How IBM is building the world’s biggest design team

IBM is reported to have the biggest design team in the world, at 1,000 people around the globe. Now the company is bringing its weight to bear on London, with the opening this week of the new IBM Studio on the Southbank. We caught up with IBM Design director Karel Vredenburg and IBM Interactive Experience European Leader Matt Candy to find out more.

IBM's new London studio. Image by Tim Crocker Photography
IBM’s new London studio. Image by Tim Crocker Photography

This week IBM officially opens its new London studio, at offices on the Southbank.

The company has spent recent years investing heavily in design – its London studio will join a global network of IBM design hubs which the company says is the result of a $100 million investment in design. Meanwhile an article in Wired at the end of last year suggests that IBM is on track to grow its worldwide design team to 1,000 people, making it “by many measures the largest design firm in the world”.

In the UK, IBM is already working with clients including Wimbledon, for whom it has created the wimbledoninsights.com data and analytics platform, and Nationwide, for whom it developed the new mobile banking app.

Its new London studio will initially employ around 40 designers, who will work in teams alongside other technical skills, depending on the project requirement.

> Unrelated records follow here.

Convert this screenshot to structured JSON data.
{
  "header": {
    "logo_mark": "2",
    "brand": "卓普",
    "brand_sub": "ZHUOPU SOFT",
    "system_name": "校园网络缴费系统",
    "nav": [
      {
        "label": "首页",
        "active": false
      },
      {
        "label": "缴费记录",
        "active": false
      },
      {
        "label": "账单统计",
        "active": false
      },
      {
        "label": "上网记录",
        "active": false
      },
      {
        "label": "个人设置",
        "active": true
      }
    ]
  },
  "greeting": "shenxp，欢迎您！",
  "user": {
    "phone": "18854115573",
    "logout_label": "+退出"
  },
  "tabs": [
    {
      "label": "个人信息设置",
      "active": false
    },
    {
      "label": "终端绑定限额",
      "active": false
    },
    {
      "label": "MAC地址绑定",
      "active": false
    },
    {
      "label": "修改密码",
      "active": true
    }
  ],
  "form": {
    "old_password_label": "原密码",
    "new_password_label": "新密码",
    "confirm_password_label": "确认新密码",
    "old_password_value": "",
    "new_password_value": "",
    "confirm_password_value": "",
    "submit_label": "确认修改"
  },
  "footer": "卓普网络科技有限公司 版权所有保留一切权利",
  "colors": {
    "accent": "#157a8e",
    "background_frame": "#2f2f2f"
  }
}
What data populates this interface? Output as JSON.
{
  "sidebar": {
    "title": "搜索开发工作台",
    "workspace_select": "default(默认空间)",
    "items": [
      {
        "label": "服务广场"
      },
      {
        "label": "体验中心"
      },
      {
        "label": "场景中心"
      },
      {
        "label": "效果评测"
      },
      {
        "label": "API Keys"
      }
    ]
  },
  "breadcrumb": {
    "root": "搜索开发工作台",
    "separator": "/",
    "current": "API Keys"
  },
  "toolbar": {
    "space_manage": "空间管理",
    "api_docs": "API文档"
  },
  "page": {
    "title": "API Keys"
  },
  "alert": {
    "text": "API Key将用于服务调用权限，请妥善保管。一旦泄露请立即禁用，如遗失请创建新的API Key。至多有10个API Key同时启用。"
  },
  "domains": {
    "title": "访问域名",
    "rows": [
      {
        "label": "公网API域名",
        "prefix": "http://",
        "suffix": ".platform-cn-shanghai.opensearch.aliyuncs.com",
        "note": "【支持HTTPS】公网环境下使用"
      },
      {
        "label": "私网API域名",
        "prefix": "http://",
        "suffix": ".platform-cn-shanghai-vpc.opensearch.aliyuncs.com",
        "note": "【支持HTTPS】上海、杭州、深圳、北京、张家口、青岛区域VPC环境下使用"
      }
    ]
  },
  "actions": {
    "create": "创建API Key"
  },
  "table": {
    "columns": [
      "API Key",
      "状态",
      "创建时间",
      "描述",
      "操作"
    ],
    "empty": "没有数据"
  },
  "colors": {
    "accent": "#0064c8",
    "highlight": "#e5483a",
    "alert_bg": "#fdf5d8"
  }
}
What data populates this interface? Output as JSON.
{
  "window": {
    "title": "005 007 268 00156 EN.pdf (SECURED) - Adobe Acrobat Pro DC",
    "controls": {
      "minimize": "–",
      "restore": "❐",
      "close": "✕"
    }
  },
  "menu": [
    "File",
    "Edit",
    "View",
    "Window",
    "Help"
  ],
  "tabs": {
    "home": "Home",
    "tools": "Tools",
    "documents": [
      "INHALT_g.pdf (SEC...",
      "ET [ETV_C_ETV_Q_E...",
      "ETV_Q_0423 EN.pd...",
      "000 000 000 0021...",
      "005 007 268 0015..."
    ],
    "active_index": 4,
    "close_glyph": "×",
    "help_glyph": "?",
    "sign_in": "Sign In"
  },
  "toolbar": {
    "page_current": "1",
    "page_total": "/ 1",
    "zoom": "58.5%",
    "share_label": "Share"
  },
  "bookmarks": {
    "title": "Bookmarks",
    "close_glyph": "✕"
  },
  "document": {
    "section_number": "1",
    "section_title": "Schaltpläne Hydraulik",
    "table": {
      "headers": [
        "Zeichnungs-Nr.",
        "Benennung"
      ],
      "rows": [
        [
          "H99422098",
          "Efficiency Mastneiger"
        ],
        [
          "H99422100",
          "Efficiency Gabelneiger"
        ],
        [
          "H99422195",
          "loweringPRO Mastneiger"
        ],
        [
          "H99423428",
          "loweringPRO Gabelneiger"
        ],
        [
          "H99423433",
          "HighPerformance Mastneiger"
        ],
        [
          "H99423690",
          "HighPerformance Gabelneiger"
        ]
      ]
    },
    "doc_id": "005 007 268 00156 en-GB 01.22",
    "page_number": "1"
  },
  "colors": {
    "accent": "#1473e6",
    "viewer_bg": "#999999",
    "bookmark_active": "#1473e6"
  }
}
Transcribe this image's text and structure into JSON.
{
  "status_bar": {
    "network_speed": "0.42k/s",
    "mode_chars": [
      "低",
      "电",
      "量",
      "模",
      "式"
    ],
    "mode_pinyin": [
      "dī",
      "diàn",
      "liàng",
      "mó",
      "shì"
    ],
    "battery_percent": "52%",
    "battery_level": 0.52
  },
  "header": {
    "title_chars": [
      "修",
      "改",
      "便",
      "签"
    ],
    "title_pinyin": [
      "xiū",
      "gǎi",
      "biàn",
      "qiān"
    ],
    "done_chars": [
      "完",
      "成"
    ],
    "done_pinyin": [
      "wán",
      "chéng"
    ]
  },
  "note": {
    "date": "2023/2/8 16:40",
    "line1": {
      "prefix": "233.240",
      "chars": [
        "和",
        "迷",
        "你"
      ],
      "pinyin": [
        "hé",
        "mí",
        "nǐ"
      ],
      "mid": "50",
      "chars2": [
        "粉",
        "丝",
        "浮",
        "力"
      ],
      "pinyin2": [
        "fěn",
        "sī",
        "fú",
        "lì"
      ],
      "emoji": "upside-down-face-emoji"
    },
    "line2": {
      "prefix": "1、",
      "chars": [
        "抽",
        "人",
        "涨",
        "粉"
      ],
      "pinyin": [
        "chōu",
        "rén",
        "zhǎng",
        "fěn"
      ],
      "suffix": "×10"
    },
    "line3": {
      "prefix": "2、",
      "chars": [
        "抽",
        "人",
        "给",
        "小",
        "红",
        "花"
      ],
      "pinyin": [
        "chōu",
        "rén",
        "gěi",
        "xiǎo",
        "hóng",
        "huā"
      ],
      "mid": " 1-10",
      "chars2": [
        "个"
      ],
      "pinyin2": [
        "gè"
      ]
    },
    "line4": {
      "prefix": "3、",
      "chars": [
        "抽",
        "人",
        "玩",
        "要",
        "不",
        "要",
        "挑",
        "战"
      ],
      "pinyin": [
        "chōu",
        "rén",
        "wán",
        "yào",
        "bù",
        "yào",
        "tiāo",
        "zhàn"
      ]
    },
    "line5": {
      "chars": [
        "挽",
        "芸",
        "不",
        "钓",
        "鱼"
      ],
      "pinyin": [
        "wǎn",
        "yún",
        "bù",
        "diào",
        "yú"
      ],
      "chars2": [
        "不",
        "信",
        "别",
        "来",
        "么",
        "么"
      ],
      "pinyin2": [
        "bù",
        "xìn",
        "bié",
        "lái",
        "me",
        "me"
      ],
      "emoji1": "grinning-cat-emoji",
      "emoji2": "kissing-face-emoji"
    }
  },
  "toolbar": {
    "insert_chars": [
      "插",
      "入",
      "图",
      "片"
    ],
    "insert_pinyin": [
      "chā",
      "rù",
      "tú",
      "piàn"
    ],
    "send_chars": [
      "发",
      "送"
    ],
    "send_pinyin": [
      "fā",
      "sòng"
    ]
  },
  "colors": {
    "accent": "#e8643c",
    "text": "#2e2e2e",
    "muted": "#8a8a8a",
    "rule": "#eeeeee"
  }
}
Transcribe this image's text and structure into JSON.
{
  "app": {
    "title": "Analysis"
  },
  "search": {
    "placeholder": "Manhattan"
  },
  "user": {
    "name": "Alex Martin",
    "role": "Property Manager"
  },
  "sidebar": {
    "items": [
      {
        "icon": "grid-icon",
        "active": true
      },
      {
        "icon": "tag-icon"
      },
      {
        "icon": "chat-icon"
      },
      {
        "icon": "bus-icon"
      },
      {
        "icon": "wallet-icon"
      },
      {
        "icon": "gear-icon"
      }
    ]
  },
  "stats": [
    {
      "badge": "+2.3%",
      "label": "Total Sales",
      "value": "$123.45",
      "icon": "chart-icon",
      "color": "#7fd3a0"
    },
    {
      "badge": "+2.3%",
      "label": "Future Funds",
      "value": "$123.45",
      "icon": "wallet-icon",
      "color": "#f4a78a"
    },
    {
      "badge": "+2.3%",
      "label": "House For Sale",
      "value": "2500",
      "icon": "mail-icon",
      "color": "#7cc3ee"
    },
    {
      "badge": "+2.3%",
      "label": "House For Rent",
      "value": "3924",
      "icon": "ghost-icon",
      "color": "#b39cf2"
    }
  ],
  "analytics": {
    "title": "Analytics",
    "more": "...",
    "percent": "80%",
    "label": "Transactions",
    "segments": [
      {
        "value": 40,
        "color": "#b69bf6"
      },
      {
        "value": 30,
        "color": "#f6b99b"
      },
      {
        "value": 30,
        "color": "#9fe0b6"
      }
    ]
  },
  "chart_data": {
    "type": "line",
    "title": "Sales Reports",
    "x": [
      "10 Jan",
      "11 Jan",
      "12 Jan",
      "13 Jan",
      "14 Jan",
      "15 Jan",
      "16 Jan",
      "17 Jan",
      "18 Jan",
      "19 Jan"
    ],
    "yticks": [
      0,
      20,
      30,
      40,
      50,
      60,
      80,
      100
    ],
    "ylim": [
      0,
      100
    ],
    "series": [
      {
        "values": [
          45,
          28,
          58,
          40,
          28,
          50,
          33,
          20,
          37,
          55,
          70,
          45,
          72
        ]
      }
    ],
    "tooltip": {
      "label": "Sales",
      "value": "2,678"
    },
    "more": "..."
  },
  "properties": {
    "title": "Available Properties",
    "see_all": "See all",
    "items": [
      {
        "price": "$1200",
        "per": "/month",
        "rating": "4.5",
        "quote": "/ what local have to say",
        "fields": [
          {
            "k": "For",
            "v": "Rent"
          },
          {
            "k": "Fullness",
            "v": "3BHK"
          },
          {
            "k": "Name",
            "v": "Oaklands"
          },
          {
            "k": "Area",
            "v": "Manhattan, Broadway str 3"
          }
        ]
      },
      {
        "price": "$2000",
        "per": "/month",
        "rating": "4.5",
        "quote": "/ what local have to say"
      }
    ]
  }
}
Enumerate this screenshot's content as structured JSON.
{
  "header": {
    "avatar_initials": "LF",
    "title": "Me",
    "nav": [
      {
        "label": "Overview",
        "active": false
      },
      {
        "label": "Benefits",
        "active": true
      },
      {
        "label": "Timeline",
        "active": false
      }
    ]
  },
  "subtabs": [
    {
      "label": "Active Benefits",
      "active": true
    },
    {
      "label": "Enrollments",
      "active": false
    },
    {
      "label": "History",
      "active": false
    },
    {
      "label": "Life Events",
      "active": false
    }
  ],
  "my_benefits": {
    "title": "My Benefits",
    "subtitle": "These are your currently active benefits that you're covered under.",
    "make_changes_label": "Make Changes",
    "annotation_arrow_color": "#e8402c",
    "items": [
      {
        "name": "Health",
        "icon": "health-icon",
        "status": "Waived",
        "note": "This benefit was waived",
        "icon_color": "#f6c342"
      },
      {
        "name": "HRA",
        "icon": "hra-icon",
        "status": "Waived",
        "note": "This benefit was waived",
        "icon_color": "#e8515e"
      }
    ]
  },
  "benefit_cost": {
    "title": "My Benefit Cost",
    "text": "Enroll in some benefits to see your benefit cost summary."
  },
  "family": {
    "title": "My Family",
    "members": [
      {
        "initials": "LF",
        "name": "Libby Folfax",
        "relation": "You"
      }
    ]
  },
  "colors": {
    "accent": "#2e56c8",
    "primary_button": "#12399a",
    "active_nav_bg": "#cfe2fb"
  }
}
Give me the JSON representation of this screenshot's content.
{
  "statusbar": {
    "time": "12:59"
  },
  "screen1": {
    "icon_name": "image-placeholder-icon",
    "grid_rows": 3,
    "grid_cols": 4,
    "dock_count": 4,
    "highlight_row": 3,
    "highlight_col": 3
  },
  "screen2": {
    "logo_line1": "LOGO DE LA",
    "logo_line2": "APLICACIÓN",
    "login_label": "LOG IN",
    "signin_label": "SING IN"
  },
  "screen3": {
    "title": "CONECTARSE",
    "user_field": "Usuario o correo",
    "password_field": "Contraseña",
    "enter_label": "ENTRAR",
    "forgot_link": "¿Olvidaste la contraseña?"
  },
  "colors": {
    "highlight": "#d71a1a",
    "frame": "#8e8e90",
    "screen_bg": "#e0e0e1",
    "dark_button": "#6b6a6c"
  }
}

The space has been designed by architect Fraser Brown MacKenna and will join a global network of IBM design centres, which already includes major outposts in New York, Austin and Mexico City.

IBM's new London studio. Image by Tim Crocker Photograhy
IBM’s new London studio. Image by Tim Crocker Photograhy

IBM Design director Karel Vredenburg says that whatever the project, IBM’s focus will always be on the end-user. He adds: “We base this on observing, empathy mapping and a full 360º view of the users – what they do, say and feel.”

Vredenburg says that the new London studio will cover all design touchpoints and be “more focused on creativity and design than engineering”. He adds: “We’re purposefully launching studios and creative spaces as that is what the heart of the direction is here.”

As well as client work, Vredenburg says the role of the IBM design team is also to influence the rest of IBM as a whole – what he describes as “deploying resources for the strategic direction of the company”.

With this in mind it is essential, he says, to get the right talent. Vredenburg says IBM recruits around two-thirds of its designers from colleges while around a third are more senior professionals. Wired’s article reported a rumour that IBM had offered a job to every single graduate from Carnegie Mellon University’s interaction design programme.

IBM’s new London studio will be headed up by IBM Interactive Experience European Leader Matt Candy. He says that as a company with more than 100 years of history (IBM was founded as the Computer Tabulating Recording Company in 1904) IBM has had to reinvent itself several times – and design is a massive part of its new strategy.

Candy says: “We had to reinvent ourselves in the 1960s for example when we put out the first formal operating programme, and as the technology changes we have to change our emphasis. Our overall programme now is to focus even more on design.”

Candy adds: “We’ve been looking at bringing in experienced people and we now have sufficient numbers of formally trained designers across disciplines including front-end, user-experience, visual design, user research and understanding empathy.”

IBM’s design team, according to Candy, has been doubling every 18 month and currently reports to a 20-strong leadership team.

This recruitment drive, Candy says, has run in parallel with a programme to bring design thinking into IBM. He says: “We wanted to make sure we had a design language that expresses the IBM brand and a fresh look and feel. While other companies might focus more on the consumer we largely work with companies and enterprises so we had to bring in design thinking and make it appropriate for our enterprise.”

Candy is also resolute though that what IBM can offer is not just design in the cosmetic sense, but a deeper understanding for clients about how their organisations, products and services can work. To do this, IBM can call on a large in-house development and technology resource.

One rather compelling example of this bespoke IBM technology is Watson, which the company describes as “a cognitive system that enables a new partnership between people and computers”, and which Candy describes as “a machine that can think like a human brain”.

In 2011, IBM took Watson on to US game show Jeopardy, where it defeated two human finalists and scooped the $1 million jackpot. Watson answered questions about characters in Beowulf, named the decade in which Disneyland opened and correctly identified Beatles lyrics.

This is all very entertaining, but the real value of Watson, as both Vredenburg and Candy say, could lie in big-data analysis projects for sectors such as healthcare. Candy says the platform is currently being commercialised from its base in New York.

Candy says it is projects like Watson that demonstrate how IBM can marry its design expertise with deeper knowledge, technology and insight to provide a more holistic service for clients – a position its new London studio will aim to take advantage of.

He says: “A design studio can create the stuff that’s on the glass – whether that’s an app or an interface – what we can do is bring to bear deep knowledge of those enterprises. This is because of the flow of information we have and the technology at our disposal.”